この絶望的な戦場に、手配中の“勇者”が現れることを。
* * * * * *
城塞都市パラナの外れ。
西門から少し離れた、なだらかな草原。
朝露に濡れた草を踏みしめながら、一人の少女が籠を抱えて歩いていた。
宿屋ヒカゲの亭主の娘だ。
「この辺りなら……滋養草、あったはず……」
膝をつき、地面を覗き込む。
細い指で草を分け、目的の葉を探す。
昨日、宿に泊まっていた旅の女の顔が、ふと脳裏に浮かぶ。
顔色が悪くて、
どこか遠くを見るような目をしていて、
でも、パンを渡したとき――ほんの少しだけ、柔らかく笑った。
(すごく疲れてた人。

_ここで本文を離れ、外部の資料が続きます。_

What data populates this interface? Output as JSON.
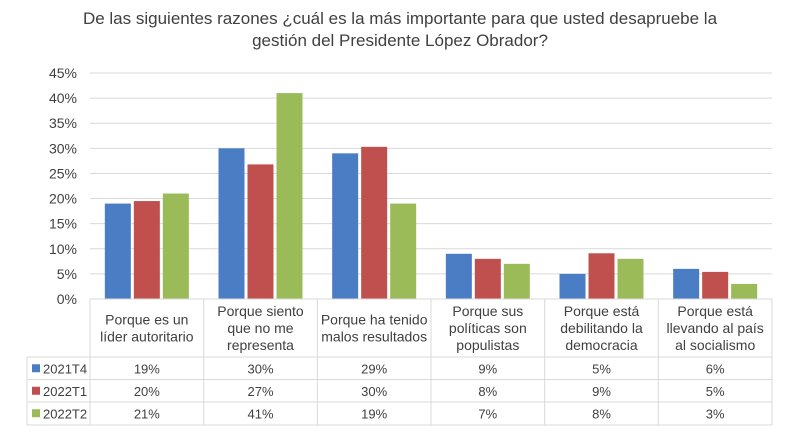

ちゃんと、眠れたかな……)
籠の中に数本の滋養草を入れながら、少女は小さく頷く。
「スープに入れたら、少しは元気になるよね」
自分でも、どうしてここまで気になるのかわからない。
でも、放っておけなかった。
ふと、風が止んだ。
さっきまで聞こえていた鳥の声が、消えている。
「……?」
胸の奥が、ひやりとする。
耳を澄ますと――
――バキッ。
森の方角から、枝の折れる音。
「……誰か、いるの……?」
少女は立ち上がり、辺りを見回す。
返事はない。
だが、草むらの奥で、何かが動いた。
――ガサッ。
低く、湿った唸り声。
喉が、きゅっと締め付けられる。
「……や、やだ……」
後ずさった拍子に、足がもつれる。
尻もちをつき、籠が転がり、滋養草が地面に散った。
草むらが、大きく揺れる。
黒い影が、ゆっくりと姿を現す。
人の形をしているが、人ではない。
異様に大きな体。
濁った目。
牙の覗く口。
少女は、声も出せず、ただ見上げていた。
(たす……け……)
唇がかすかに動いた、その瞬間――
背後で、別の方向から。
――ガキンッ!
金属同士がぶつかる音。
――ドンッ!
誰かの叫び声。
森の奥から、戦いの気配が響いてくる。
少女は震えながら、そちらを見た。
何が起きているのか、わからない。
ただ一つ。
この森の中で何かが始まっていることだけは、はっきりと伝わっていた。